After updating, check if any code has version-gated logic that needs adjusting:

```bash
grep -rn 'flashinfer.*__version__\|flashinfer.*version' \
  tensorrt_llm/ --include="*.py"
```

Known locations with version checks:
- `tensorrt_llm/_torch/speculative/interface.py` — `flashinfer.__version__ >= "0.6.4"`

If the new version is still >= the gated version, no changes needed. Otherwise, flag
to the user.

### Step 6: Summary

Print a summary of all changes made:
- Old version → New version
- Files modified (with line numbers)
- Any warnings (e.g., poetry.lock hashes couldn't be updated for nightly)
- Remind user to run `pip install -r requirements.txt` to test locally
- Remind user to run relevant unit tests:
  ```bash
  pytest tests/unittest/_torch/flashinfer/ -v
  pytest tests/unittest/_torch/attention/test_flashinfer_attention.py -v
  ```

### Step 7: Commit, Push, and Create PR

After all files are updated and verified:

> If the user opted **out** of the `poetry.lock` update at Step 3 question 3,
> drop `security_scanning/poetry.lock` from the `git stash`, `git add`, and
> commit message in the snippets below.

#### 7a. Create a new branch from upstream main

```bash
# Drop security_scanning/poetry.lock from this list if the user opted out.
git stash push -m "flashinfer-upgrade-wip" -- requirements.txt security_scanning/pyproject.toml security_scanning/poetry.lock ATTRIBUTIONS-Python.md
git checkout main
git pull --rebase https://github.com/NVIDIA/TensorRT-LLM.git main
git checkout -b ${GITHUB_USERNAME}/update_flashinfer_${NEW_VERSION}
git stash pop
```

Where `GITHUB_USERNAME` comes from the fork remote (e.g., `yihwang-nv`) and
`NEW_VERSION` is the selected version (e.g., `0.6.7.post3`).

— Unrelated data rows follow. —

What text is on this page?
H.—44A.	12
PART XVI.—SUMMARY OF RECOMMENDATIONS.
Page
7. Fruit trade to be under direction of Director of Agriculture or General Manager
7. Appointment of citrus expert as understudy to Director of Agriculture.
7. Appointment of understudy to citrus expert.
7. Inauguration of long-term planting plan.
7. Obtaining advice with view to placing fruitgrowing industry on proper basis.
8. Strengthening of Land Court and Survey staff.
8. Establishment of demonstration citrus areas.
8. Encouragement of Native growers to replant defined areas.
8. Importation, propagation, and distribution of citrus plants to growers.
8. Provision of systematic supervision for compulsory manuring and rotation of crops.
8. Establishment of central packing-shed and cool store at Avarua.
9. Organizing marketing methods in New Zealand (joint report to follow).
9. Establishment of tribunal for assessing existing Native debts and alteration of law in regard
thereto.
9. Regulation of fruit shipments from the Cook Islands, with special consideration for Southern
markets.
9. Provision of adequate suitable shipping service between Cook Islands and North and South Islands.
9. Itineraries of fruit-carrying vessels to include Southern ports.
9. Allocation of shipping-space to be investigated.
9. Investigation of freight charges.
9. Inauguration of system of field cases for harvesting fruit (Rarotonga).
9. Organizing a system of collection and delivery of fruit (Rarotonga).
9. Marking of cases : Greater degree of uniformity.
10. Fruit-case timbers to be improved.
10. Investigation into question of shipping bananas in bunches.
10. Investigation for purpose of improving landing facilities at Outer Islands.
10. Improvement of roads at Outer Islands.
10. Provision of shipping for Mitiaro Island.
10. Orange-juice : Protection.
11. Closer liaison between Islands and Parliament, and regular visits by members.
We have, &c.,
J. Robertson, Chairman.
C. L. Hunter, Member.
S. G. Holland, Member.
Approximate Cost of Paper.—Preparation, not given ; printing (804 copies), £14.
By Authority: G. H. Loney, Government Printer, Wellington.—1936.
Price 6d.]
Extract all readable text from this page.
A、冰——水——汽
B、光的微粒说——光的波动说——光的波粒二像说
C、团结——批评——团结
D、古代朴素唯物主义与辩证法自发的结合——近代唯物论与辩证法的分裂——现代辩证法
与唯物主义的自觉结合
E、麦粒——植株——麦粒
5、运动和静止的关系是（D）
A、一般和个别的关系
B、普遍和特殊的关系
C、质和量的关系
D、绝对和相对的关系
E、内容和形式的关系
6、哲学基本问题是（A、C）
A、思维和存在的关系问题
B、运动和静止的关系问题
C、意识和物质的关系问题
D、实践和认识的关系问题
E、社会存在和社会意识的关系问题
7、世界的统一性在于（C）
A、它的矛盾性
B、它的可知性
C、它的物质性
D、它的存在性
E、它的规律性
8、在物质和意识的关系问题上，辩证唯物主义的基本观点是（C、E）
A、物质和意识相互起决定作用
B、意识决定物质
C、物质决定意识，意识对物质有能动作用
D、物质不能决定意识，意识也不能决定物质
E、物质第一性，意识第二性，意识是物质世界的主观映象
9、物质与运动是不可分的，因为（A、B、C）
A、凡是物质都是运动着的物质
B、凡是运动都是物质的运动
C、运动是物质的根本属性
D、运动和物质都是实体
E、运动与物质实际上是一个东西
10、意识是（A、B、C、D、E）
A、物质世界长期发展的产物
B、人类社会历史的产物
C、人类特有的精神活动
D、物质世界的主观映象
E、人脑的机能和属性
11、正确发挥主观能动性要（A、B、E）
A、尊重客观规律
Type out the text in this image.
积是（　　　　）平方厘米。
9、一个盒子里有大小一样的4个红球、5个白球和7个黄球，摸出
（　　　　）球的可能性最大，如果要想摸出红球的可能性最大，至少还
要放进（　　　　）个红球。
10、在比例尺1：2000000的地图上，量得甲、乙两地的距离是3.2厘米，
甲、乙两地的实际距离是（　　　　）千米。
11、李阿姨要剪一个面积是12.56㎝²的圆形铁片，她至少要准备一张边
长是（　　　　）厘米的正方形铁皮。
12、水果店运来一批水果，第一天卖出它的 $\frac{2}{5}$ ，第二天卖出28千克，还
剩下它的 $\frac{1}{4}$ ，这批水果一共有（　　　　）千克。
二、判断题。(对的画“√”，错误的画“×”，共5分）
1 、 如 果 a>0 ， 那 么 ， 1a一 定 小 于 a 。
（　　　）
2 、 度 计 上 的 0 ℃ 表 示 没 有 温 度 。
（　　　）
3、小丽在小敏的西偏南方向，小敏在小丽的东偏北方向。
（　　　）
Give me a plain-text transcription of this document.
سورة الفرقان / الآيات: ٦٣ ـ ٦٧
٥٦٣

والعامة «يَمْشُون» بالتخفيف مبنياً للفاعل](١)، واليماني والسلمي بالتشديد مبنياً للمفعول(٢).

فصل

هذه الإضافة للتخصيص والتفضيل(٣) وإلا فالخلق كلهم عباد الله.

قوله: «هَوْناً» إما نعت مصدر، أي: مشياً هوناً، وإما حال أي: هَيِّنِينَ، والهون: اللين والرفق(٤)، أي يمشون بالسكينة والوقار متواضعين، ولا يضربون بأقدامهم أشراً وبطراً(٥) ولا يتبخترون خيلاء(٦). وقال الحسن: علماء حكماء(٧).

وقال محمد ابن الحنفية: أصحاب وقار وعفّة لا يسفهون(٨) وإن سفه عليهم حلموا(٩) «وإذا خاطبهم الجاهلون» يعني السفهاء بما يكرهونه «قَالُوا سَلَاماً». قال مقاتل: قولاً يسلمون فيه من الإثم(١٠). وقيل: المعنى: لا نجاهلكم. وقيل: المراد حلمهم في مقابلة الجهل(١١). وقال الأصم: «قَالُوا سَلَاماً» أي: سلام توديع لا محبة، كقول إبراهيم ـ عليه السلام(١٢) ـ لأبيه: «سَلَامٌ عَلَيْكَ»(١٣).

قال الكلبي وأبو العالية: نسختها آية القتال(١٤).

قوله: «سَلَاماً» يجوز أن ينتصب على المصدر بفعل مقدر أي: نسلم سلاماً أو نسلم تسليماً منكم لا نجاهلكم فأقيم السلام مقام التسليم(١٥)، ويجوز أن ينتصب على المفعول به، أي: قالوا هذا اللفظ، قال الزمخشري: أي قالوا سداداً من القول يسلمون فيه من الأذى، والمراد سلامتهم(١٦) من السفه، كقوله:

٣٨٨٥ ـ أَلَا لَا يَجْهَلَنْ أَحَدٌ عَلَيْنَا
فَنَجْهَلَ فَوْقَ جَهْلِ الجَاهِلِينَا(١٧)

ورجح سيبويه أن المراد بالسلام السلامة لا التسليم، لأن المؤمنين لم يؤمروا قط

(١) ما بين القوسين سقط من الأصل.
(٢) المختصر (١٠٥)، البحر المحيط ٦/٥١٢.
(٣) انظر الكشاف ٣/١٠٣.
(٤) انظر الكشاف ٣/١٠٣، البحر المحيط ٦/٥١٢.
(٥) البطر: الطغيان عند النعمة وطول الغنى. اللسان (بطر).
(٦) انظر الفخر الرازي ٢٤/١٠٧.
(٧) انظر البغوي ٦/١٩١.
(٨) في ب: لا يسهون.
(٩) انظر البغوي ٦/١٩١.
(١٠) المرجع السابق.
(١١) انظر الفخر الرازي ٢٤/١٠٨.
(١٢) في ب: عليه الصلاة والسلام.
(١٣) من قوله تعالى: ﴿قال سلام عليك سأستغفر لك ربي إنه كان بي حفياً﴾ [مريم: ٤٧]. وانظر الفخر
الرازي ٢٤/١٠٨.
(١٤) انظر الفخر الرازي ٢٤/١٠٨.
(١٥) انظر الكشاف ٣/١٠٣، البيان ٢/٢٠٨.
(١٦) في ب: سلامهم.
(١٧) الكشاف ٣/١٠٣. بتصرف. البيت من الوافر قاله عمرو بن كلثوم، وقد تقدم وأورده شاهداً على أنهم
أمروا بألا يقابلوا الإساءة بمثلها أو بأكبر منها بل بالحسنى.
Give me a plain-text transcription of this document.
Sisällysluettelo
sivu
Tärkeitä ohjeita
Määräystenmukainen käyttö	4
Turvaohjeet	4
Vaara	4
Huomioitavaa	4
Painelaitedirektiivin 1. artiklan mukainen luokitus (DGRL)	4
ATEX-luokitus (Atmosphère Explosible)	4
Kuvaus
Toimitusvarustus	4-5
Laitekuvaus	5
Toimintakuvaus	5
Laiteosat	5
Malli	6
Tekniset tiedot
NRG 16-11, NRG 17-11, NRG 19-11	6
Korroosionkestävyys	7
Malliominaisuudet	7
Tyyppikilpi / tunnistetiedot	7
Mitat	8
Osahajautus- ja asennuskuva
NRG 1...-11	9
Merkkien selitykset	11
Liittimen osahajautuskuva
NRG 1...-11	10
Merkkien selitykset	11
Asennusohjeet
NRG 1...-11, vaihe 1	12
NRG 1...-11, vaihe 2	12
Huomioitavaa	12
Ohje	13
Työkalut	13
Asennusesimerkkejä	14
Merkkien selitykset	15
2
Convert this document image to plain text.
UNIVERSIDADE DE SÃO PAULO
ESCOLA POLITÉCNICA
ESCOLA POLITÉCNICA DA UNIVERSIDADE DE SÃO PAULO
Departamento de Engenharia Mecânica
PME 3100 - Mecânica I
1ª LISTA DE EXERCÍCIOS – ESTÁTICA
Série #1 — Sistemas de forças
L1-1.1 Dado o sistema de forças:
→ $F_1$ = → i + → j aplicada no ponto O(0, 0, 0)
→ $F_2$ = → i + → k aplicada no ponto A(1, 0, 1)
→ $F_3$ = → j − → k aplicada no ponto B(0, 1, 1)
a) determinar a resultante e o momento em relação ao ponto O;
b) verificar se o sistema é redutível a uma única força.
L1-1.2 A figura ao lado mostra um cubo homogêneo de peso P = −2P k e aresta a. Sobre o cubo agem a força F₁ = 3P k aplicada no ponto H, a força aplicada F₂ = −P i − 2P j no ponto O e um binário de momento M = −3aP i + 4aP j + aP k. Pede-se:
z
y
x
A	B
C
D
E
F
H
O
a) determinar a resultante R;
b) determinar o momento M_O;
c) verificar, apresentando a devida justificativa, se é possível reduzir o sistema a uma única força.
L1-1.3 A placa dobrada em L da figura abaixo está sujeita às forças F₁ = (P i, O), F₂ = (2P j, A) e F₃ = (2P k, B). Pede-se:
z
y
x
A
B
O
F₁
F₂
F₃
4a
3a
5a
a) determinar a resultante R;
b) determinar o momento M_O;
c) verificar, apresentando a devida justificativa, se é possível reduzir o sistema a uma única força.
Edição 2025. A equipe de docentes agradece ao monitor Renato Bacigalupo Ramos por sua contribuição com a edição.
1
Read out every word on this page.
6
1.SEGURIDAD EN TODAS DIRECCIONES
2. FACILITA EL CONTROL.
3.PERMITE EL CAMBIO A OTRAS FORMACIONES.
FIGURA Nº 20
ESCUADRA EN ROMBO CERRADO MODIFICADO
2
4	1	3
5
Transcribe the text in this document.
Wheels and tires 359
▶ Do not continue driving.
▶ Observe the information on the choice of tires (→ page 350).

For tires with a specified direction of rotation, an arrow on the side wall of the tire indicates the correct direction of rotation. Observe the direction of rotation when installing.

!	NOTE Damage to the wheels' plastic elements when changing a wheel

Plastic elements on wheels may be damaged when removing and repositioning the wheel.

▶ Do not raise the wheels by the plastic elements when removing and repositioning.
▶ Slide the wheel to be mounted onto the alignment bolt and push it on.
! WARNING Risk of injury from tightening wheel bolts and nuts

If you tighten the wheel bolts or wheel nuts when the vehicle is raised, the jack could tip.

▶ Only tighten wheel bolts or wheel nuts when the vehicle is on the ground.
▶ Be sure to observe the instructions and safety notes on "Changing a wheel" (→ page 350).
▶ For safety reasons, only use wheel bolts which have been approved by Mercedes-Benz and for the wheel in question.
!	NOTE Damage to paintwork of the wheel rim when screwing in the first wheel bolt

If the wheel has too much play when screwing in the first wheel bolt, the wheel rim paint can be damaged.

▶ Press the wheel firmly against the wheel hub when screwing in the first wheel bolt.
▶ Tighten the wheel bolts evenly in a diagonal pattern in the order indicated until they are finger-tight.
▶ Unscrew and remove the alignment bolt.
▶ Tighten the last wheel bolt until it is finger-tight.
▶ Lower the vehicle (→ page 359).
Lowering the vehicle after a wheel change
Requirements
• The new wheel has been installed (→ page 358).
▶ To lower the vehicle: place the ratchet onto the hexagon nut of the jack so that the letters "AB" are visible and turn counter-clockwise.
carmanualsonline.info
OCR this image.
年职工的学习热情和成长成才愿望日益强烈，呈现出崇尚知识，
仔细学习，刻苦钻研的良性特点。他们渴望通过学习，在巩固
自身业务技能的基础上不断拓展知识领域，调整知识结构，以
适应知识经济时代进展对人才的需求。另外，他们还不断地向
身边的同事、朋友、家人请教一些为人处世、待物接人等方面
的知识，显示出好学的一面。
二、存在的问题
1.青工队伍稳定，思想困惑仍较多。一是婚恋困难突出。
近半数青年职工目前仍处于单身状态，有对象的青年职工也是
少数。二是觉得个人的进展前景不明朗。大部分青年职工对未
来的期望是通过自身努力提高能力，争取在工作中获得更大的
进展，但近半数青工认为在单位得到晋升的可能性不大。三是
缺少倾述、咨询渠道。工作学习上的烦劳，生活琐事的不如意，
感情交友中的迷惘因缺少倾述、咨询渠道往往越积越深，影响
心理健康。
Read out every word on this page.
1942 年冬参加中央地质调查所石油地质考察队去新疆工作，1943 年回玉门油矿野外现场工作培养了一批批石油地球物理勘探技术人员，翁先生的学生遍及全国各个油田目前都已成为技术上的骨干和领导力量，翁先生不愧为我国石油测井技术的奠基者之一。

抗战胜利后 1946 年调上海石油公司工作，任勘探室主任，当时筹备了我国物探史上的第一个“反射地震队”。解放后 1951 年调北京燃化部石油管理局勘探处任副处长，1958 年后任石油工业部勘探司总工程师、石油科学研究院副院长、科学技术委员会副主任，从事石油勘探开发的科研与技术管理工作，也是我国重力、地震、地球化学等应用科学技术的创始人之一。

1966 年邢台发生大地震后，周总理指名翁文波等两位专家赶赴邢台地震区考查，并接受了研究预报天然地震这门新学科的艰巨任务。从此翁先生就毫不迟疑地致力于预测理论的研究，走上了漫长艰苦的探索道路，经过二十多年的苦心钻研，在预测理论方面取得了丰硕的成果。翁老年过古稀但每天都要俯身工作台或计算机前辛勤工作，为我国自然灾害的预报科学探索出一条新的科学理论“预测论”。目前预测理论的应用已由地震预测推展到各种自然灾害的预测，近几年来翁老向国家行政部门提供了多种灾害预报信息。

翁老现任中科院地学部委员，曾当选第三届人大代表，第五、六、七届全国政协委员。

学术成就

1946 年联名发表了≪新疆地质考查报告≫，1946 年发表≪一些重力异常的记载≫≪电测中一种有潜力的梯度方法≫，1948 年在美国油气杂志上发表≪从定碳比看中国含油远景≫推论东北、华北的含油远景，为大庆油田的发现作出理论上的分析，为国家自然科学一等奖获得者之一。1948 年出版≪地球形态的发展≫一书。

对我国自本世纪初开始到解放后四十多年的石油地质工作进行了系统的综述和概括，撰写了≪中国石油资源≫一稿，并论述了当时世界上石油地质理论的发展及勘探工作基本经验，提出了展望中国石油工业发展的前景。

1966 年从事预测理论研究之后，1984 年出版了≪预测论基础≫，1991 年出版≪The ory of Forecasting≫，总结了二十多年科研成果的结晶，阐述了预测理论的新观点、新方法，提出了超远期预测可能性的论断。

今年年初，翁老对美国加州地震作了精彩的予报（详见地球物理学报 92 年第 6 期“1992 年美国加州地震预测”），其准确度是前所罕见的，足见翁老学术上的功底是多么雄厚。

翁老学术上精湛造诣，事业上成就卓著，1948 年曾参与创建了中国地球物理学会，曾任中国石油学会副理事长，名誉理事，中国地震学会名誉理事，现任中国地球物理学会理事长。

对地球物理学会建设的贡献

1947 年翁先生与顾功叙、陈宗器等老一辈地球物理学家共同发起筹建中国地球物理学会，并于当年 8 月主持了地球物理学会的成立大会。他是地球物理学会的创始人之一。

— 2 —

#### 7b. Commit with DCO sign-off

```bash
# Drop security_scanning/poetry.lock from the `git add` list and the commit
# body if the user opted out.
git add requirements.txt security_scanning/pyproject.toml security_scanning/poetry.lock ATTRIBUTIONS-Python.md
git commit -s -m "[None][chore] Update flashinfer-python from OLD to NEW

Bump flashinfer-python dependency to the latest stable release.
Updated version pins in requirements.txt, security_scanning/pyproject.toml,
security_scanning/poetry.lock (if updated), and ATTRIBUTIONS-Python.md."
```

#### 7c. Push the branch to the user's fork

Identify the fork remote (from Step 0b — commonly named `fork`), then push:

```bash
FORK_REMOTE=fork   # adjust if the user named their fork remote differently
BRANCH="${GITHUB_USERNAME}/update_flashinfer_${NEW_VERSION}"
git push -u "${FORK_REMOTE}" "${BRANCH}"
```

If the push is rejected for auth reasons, confirm `gh auth status` shows `repo`
scope — `gh` installs a git credential helper that reuses its token for HTTPS
pushes. Users on a non-default config dir must export `GH_CONFIG_DIR` in the
same shell.

#### 7d. Open the PR on `NVIDIA/TensorRT-LLM`

```bash
gh pr create \
  --repo NVIDIA/TensorRT-LLM \
  --base main \
  --head "${GITHUB_USERNAME}:${BRANCH}" \
  --title "[None][chore] Update flashinfer-python from ${OLD_VERSION} to ${NEW_VERSION}" \
  --body "$(cat <<EOF
## Summary
- Bump flashinfer-python from ${OLD_VERSION} to ${NEW_VERSION} (latest stable)
- Updated version pins in requirements.txt, security_scanning/pyproject.toml, and ATTRIBUTIONS-Python.md (and security_scanning/poetry.lock if the user opted in)

## Test plan
- [ ] pip install -r requirements.txt installs successfully
- [ ] pytest tests/unittest/_torch/flashinfer/ -v
- [ ] pytest tests/unittest/_torch/attention/test_flashinfer_attention.py -v
- [ ] CI pre-merge passes
EOF
)"
```

`gh pr create` prints the new PR URL on success. Report it back to the user.

## Files Reference

All files that contain flashinfer-python version pins:

| File | Pattern |
|------|---------|
| `requirements.txt` | `flashinfer-python==X.Y.Z` |
| `security_scanning/pyproject.toml` | `"flashinfer-python (==X.Y.Z)"` |
| `security_scanning/poetry.lock` | `name = "flashinfer-python"` block with version + hashes |
| `ATTRIBUTIONS-Python.md` | `## flashinfer-python (X.Y.Z)` |

## Notes

- The `setup.py` has a comment about git+https install URLs — no version pin to update there.
- The `.pre-commit-config.yaml` and `pyproject.toml` reference flashinfer source files, not versions — no changes needed.
- The `flashinfer/` submodule (if present) is separate from the `flashinfer-python` PyPI package.